LOC + Twitter Archive. Where Do We Go Now?

I was actually out of town last Wednesday, when the news came out that the Library of Congress would be archiving the tweetosphere. I got a couple of text messages about it, and when I got home and checked my e-mail I saw that it was all over the news and that there was a lot of commentary on it.

My initial question (of course) was, “So is this a search engine?” It isn’t apparently a search engine yet; the Twitter announcement reads “Only after a six-month delay can the Tweets be used for internal library use, for non-commercial research, public display by the library itself, and preservation” but doesn’t mention how that research will be carried out; meanwhile the Library of Congress announcement doesn’t say much, nor does the LOC press release. So LOC-Twitter-Archive-As-Research-Utility seems to be somewhere off in the future, leaving me free to consider the Internet’s reactions and my own.

The responses I’ve been reading seem to be divided into two broad categories: “THIS IS SO COOL!” and “THIS IS A TOTAL WASTE OF MONEY!” I would tend more to the former than the latter, but it took me a while to decide that. And it brought me to a question.
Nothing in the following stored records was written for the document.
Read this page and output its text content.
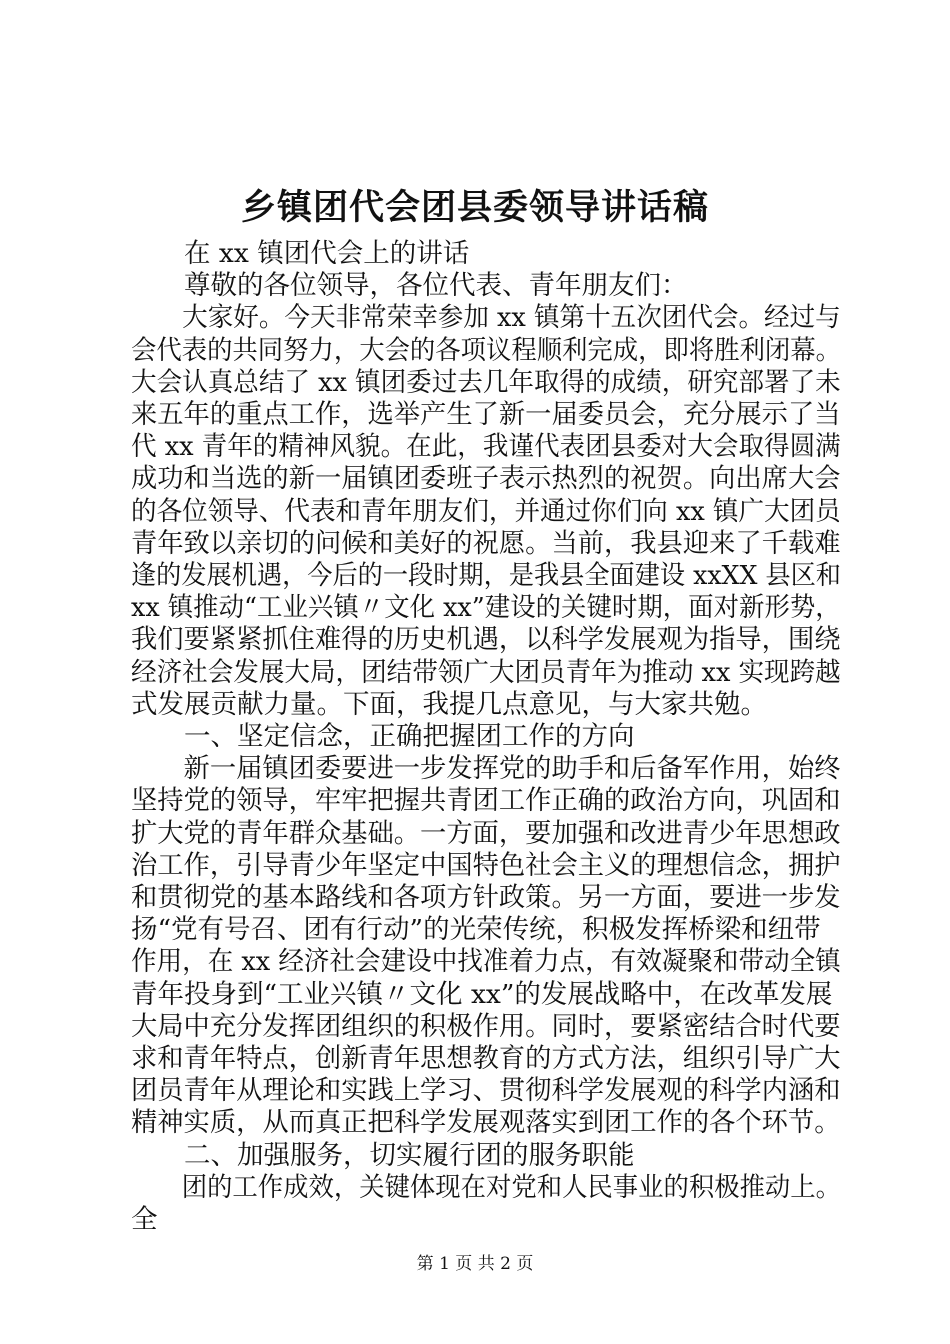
乡镇团代会团县委领导讲话稿
　　在 xx 镇团代会上的讲话
　　尊敬的各位领导，各位代表、青年朋友们：
　　大家好。今天非常荣幸参加 xx 镇第十五次团代会。经过与
会代表的共同努力，大会的各项议程顺利完成，即将胜利闭幕。
大会认真总结了 xx 镇团委过去几年取得的成绩，研究部署了未
来五年的重点工作，选举产生了新一届委员会，充分展示了当
代 xx 青年的精神风貌。在此，我谨代表团县委对大会取得圆满
成功和当选的新一届镇团委班子表示热烈的祝贺。向出席大会
的各位领导、代表和青年朋友们，并通过你们向 xx 镇广大团员
青年致以亲切的问候和美好的祝愿。当前，我县迎来了千载难
逢的发展机遇，今后的一段时期，是我县全面建设 xxXX 县区和
xx 镇推动“工业兴镇〃文化 xx”建设的关键时期，面对新形势，
我们要紧紧抓住难得的历史机遇，以科学发展观为指导，围绕
经济社会发展大局，团结带领广大团员青年为推动 xx 实现跨越
式发展贡献力量。下面，我提几点意见，与大家共勉。
　　一、坚定信念，正确把握团工作的方向
　　新一届镇团委要进一步发挥党的助手和后备军作用，始终
坚持党的领导，牢牢把握共青团工作正确的政治方向，巩固和
扩大党的青年群众基础。一方面，要加强和改进青少年思想政
治工作，引导青少年坚定中国特色社会主义的理想信念，拥护
和贯彻党的基本路线和各项方针政策。另一方面，要进一步发
扬“党有号召、团有行动”的光荣传统，积极发挥桥梁和纽带
作用，在 xx 经济社会建设中找准着力点，有效凝聚和带动全镇
青年投身到“工业兴镇〃文化 xx”的发展战略中，在改革发展
大局中充分发挥团组织的积极作用。同时，要紧密结合时代要
求和青年特点，创新青年思想教育的方式方法，组织引导广大
团员青年从理论和实践上学习、贯彻科学发展观的科学内涵和
精神实质，从而真正把科学发展观落实到团工作的各个环节。
　　二、加强服务，切实履行团的服务职能
　　团的工作成效，关键体现在对党和人民事业的积极推动上。
全
第 1 页 共 2 页
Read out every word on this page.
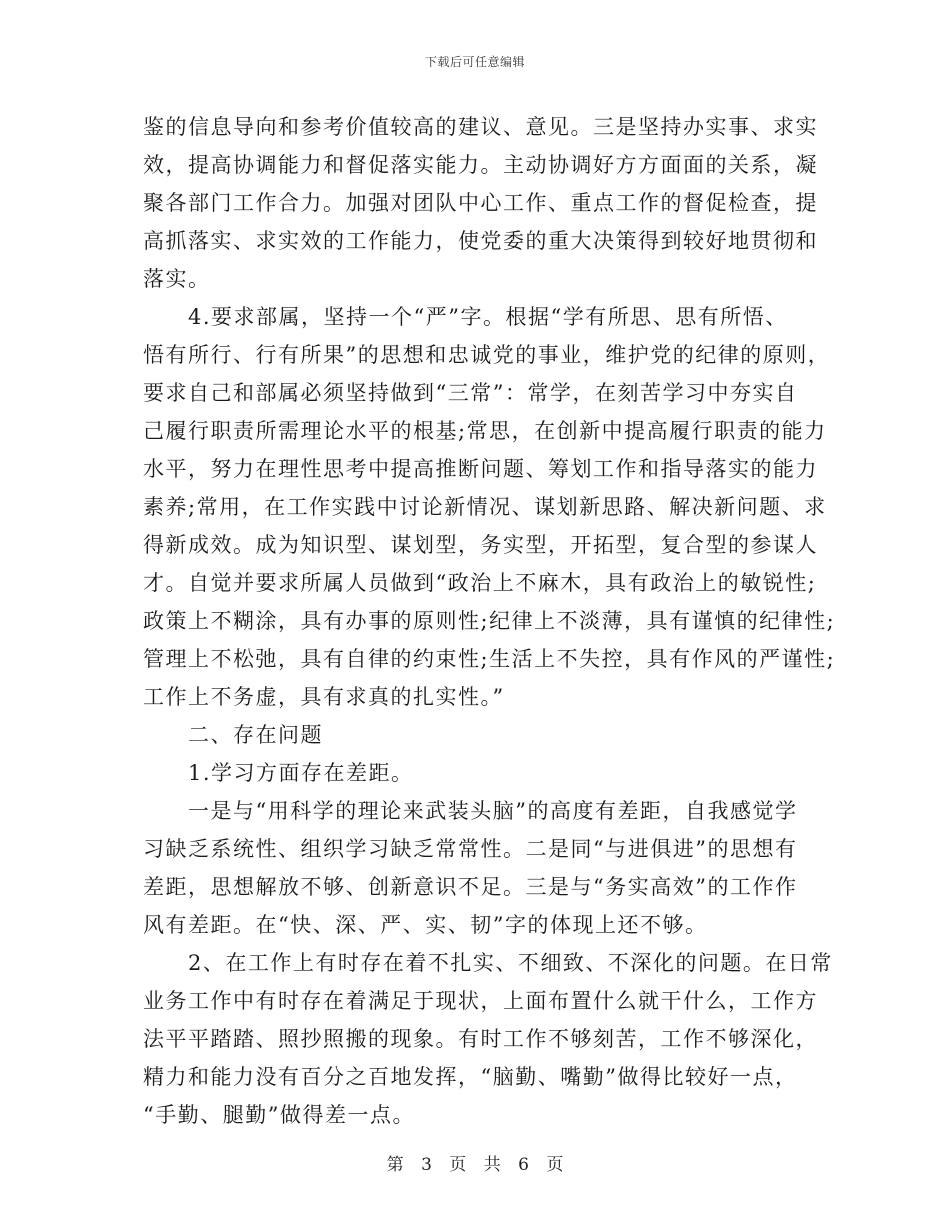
下载后可任意编辑
鉴的信息导向和参考价值较高的建议、意见。三是坚持办实事、求实
效，提高协调能力和督促落实能力。主动协调好方方面面的关系，凝
聚各部门工作合力。加强对团队中心工作、重点工作的督促检查，提
高抓落实、求实效的工作能力，使党委的重大决策得到较好地贯彻和
落实。
4.要求部属，坚持一个“严”字。根据“学有所思、思有所悟、
悟有所行、行有所果”的思想和忠诚党的事业，维护党的纪律的原则，
要求自己和部属必须坚持做到“三常”：常学，在刻苦学习中夯实自
己履行职责所需理论水平的根基;常思，在创新中提高履行职责的能力
水平，努力在理性思考中提高推断问题、筹划工作和指导落实的能力
素养;常用，在工作实践中讨论新情况、谋划新思路、解决新问题、求
得新成效。成为知识型、谋划型，务实型，开拓型，复合型的参谋人
才。自觉并要求所属人员做到“政治上不麻木，具有政治上的敏锐性;
政策上不糊涂，具有办事的原则性;纪律上不淡薄，具有谨慎的纪律性;
管理上不松弛，具有自律的约束性;生活上不失控，具有作风的严谨性;
工作上不务虚，具有求真的扎实性。”
二、存在问题
1.学习方面存在差距。
一是与“用科学的理论来武装头脑”的高度有差距，自我感觉学
习缺乏系统性、组织学习缺乏常常性。二是同“与进俱进”的思想有
差距，思想解放不够、创新意识不足。三是与“务实高效”的工作作
风有差距。在“快、深、严、实、韧”字的体现上还不够。
2、在工作上有时存在着不扎实、不细致、不深化的问题。在日常
业务工作中有时存在着满足于现状，上面布置什么就干什么，工作方
法平平踏踏、照抄照搬的现象。有时工作不够刻苦，工作不够深化，
精力和能力没有百分之百地发挥，“脑勤、嘴勤”做得比较好一点，
“手勤、腿勤”做得差一点。
第 3 页 共 6 页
(DISCLAIMER: I am not a librarian. I have a tremendous amount of respect for those who are, and I would never make a false claim to an MLS; I know they are earned. But I think a lot about libraries, and I’m thinking about ’em now.)

When libraries were established information was available only in lumps. There were book lumps and magazine lumps and, later, there were audiotape lumps and microfilm lumps and other multimedia lumps. A librarian had a huge responsibility as a curator, to figure out which lumps should go in the library. After all, a building has room for only so many lumps.

Digital things are not lumps. Granted, you have to have space on a hard drive to store them, but more and more space is fitting into smaller and smaller packages. (And if you don’t believe me check out this 128 GB Flash Drive.) So as things get more and more digital, a librarian loses space considerations as a motivator when making decisions of curation — what to keep and what to discard.

What replaces it? The question of relevance? (Who is to say what is relevant? And though it is not currently relevant is it historically relevant?) The question of need? (Another question I doubt one human could answer.) After thinking about it a while I have my answer, which may be different from other answers, and which very well may change over time as the evolution of digital archiving forces us to ask this question over and over again.

My question is: what context does this provide?

What context does a digital archive provide? The answer may be none, if it’s an isolated forum, or it may be none useful, if it’s a spam-ridden Web archive. Or it may be not enough if it’s a small, general collection that might be better combined with something else. In the case of Twitter, the answer to the question is “Lots. The billions of tweets in the archive are the spontaneous reaction to events from earthquakes to celebrity deaths to political elections to television shows.” No, most of the reactions are not profound and some of them are silly and obscene. So what? We’re human. We’re thoughtful and angry and sad and funny and observant and excited and profane.

The next question, and for some purposes the more important question, is How do we explore this context? If that question is answered insufficiently or with useless tools, the context will not help us with our research or understanding. Then, and only then, will the Twitter archive in my opinion be a waste.

In a way we’re kind of lucky, as we’re witnessing the evolution of large-scale digital archiving. 100 years from now our descendants can look at historical events with human reactions to the current tune of 55+ million tweets a day. But with this evolution comes questions, and experiments, and efforts that don’t go where you expect. That doesn’t mean you don’t make the effort, and it absolutely doesn’t mean you stop asking the questions.